Les Français s'engagent
Avant toute chose, revenons sur la notion d’engagement. Elle est polysémique et utilisée dans des domaines aussi divers que juridique, médical, historique, ou militaire.
Cette notion se caractérise par des actions et des valeurs s’inscrivant dans un processus biographique et dans une temporalité sociale. Il s’agit d’interactions entre l’individu et le groupe et plus globalement avec la société.
Malgré un contexte de crises concomitantes, dont une crise de défiance institutionnelle et un affaiblissement des corps intermédiaires, les Français continuent à s’engager.
63 % des Français se déclarent engagés, même si l’intensité de l’engagement varie1 .
Avec Adélaïde Zulfikarpasic, nous avons construit un score global d’engagement. Il est de 57/100 pour les Français, et de 60/100 pour les jeunes de 18-24 ans. D’ailleurs, 58 % des Français ont un profil « engagé » et 42 % ont plutôt un profil « désengagé ». Ainsi, contrairement à certaines idées reçues, la société française n’est pas repliée sur elle-même, apathique et individualisée.
Des engagements protéiformes
Dans notre ouvrage Les Français sur le fil de l’engagement, nous avons identifié cinq grands registres d’engagement politique et citoyen2 . L’engagement électoral, malgré une hausse de l’abstention aux différentes élections, continue à mobiliser des millions de Français. L’engagement peut aussi être numérique, protestataire et partisan ou syndical. Enfin on peut s’engager pour une cause.
Les Français interrogés partagent une préférence pour des formes directes d’expression et de participation politique.
La majorité déclare signer souvent une pétition (54 % des Français le font souvent), faire un don à une association régulièrement (52 %) et pratiquer le boycott contre une entreprise ou une marque.
Les trois moyens d’action jugés les plus efficaces par les Français pour défendre des convictions ou s’engager pour une cause sont le fait d’adhérer à une association (71 % d’entre eux), voter aux élections (70 %) et faire un don à une association (64 %).
Des mutations à l'œuvre
Pendant la crise liée au COVID-19, des engagements plus expérimentaux sont apparus pour répondre aux besoins locaux. Les citoyens se sont mobilisés spontanément dans le cadre de solidarités de proximité.

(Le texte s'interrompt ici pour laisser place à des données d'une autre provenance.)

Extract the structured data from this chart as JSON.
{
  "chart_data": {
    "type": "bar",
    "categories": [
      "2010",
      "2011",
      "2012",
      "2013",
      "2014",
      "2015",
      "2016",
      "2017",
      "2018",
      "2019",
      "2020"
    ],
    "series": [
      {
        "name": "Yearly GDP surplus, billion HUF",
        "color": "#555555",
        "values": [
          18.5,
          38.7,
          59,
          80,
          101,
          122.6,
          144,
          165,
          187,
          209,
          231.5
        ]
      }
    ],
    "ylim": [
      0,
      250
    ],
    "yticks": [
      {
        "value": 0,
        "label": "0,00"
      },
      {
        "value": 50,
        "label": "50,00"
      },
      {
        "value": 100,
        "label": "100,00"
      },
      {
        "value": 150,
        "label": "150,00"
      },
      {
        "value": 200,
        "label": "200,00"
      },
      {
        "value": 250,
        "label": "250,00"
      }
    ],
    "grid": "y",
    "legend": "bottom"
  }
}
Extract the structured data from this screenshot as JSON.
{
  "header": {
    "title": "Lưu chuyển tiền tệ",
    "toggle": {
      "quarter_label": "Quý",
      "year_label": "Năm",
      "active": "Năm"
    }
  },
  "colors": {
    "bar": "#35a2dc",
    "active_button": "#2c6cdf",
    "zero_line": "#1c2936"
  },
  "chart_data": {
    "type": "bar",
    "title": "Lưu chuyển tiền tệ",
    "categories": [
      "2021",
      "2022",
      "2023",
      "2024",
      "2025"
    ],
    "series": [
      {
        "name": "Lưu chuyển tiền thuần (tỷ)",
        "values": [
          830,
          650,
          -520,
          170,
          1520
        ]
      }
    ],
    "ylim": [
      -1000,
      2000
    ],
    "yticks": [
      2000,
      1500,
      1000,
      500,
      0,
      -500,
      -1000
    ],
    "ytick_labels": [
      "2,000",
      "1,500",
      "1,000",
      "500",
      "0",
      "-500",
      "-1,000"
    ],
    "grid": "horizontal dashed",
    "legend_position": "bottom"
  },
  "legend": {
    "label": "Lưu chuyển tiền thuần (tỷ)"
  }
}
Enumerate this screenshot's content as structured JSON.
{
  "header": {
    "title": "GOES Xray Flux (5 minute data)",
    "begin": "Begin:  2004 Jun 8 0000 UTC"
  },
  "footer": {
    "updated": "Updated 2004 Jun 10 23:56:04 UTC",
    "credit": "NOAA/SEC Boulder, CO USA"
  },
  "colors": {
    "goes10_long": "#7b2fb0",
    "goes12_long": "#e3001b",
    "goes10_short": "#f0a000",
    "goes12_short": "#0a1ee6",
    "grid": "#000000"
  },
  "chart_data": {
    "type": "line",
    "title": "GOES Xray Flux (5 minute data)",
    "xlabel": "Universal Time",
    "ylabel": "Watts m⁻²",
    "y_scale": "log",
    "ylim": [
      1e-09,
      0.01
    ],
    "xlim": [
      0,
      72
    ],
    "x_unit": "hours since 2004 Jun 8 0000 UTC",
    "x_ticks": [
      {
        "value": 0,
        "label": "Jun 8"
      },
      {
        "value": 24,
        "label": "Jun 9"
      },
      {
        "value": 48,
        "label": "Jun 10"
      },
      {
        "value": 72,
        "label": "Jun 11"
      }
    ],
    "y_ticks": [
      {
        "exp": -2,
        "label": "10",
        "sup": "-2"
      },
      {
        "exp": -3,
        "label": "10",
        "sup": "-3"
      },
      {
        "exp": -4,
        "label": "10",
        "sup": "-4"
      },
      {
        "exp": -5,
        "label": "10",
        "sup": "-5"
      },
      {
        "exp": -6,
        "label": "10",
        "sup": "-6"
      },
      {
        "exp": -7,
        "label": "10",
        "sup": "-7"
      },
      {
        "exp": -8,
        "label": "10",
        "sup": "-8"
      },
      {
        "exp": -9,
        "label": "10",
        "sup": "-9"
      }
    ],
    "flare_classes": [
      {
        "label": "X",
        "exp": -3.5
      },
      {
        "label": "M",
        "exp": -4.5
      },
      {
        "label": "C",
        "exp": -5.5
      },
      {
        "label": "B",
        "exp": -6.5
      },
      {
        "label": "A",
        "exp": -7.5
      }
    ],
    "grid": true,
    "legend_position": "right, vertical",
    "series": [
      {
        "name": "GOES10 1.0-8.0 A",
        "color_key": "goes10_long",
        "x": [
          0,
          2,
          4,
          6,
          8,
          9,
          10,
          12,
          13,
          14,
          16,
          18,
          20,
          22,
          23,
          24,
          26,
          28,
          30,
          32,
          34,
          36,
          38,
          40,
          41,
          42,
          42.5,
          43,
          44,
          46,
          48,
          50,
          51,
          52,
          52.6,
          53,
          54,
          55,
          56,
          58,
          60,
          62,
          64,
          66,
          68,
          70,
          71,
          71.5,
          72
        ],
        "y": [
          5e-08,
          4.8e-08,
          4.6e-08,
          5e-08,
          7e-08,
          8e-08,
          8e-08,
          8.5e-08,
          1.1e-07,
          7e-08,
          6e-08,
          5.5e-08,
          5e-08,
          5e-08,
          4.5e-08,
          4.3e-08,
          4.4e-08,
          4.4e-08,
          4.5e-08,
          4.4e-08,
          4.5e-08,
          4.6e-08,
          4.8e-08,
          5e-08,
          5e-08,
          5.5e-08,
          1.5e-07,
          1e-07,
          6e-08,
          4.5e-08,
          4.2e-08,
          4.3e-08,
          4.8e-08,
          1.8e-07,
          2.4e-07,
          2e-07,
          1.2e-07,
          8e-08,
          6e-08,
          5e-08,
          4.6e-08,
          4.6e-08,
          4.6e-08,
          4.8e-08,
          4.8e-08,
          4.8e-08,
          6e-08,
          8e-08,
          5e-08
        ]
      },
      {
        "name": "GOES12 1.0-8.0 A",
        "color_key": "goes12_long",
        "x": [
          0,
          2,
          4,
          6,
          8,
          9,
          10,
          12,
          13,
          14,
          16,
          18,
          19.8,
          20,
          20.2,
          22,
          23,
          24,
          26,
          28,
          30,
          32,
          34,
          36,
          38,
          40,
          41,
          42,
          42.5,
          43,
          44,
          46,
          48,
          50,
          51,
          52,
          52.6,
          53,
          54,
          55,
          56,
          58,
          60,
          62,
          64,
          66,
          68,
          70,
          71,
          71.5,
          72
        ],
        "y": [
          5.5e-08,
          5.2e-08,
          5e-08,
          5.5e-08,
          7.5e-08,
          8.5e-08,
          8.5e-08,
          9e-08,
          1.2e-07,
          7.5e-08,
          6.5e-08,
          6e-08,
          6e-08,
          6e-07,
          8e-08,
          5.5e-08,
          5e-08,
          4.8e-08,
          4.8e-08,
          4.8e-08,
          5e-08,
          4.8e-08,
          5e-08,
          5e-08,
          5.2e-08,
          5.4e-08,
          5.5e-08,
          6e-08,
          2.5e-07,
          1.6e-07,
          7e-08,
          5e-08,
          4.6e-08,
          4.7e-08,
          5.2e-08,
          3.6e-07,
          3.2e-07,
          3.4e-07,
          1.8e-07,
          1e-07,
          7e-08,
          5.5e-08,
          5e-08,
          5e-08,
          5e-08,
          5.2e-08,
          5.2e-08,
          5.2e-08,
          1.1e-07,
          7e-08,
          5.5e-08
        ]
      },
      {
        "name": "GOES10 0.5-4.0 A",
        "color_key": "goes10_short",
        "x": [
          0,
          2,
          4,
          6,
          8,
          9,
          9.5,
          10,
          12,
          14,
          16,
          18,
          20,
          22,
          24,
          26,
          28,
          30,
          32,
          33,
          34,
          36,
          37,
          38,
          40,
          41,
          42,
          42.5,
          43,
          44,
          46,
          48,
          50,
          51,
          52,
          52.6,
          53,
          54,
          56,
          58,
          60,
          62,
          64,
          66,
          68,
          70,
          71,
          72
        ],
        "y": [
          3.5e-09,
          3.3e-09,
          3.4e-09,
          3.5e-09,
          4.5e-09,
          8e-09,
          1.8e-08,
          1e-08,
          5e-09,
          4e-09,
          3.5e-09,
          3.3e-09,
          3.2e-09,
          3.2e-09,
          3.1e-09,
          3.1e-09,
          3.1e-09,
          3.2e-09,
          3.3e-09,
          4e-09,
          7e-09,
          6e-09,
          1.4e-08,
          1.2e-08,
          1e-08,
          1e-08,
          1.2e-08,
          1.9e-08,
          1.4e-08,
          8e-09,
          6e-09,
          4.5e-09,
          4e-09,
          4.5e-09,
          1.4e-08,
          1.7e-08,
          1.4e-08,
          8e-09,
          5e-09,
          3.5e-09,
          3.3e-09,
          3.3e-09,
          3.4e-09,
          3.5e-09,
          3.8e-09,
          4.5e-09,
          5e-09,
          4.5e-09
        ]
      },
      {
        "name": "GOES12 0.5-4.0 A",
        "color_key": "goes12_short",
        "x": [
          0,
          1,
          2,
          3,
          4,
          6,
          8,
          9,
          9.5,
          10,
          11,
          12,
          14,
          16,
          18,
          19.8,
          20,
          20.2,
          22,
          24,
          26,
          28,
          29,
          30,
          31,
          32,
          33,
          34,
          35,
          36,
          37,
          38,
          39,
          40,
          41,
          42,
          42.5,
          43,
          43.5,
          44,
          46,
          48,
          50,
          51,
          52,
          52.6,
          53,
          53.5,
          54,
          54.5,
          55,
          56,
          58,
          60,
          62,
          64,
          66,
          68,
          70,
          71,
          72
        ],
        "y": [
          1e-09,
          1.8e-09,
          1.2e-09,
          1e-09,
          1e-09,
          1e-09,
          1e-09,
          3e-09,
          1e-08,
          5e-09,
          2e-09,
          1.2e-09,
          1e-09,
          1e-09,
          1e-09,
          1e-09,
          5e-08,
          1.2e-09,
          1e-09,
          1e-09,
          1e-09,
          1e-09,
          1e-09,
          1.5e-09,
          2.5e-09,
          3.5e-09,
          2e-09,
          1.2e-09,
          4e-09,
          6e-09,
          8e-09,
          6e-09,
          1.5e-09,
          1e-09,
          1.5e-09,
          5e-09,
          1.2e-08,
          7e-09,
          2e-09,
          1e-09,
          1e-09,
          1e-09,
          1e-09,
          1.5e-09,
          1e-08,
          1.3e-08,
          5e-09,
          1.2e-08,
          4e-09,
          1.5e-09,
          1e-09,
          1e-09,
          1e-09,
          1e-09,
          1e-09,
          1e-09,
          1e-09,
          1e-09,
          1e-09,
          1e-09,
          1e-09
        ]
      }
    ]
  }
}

Les outils numériques ont d’ailleurs joué un rôle clé durant cette période. Ils ont facilité la mise en place d’actions d’entraide dont les jeunes étaient à l’initiative. Le numérique démultiplie la capacité de changement et d’engagement. En un clic, un individu peut rejoindre un collectif et agir pour une cause. Près d’un tiers des Français ont recours aux réseaux sociaux pour partager leurs opinions. Ce phénomène concerne près de la moitié des jeunes3 .
Bien que la grande majorité des Français a une perception positive du mot « engagement » (82 % des Français interrogés), il ne faut pas oublier que l’engagement n’est pas nécessairement au service d’un projet de société progressiste. Certains groupes, d’extrême droite ou obscurantistes, s’engagent également et peuvent mettre en péril la démocratie.
Les Français s’engagent d’une manière protéiforme, moins pérenne et plus autonomisée qu’avant. Ce phénomène concerne tout particulièrement les jeunes qui sont plus attachés à la défense d’une cause en elle-même qu’à une structure. L’engagement est une voie indispensable pour construire un projet collectif de société, au service du progrès et de l’émancipation des individus.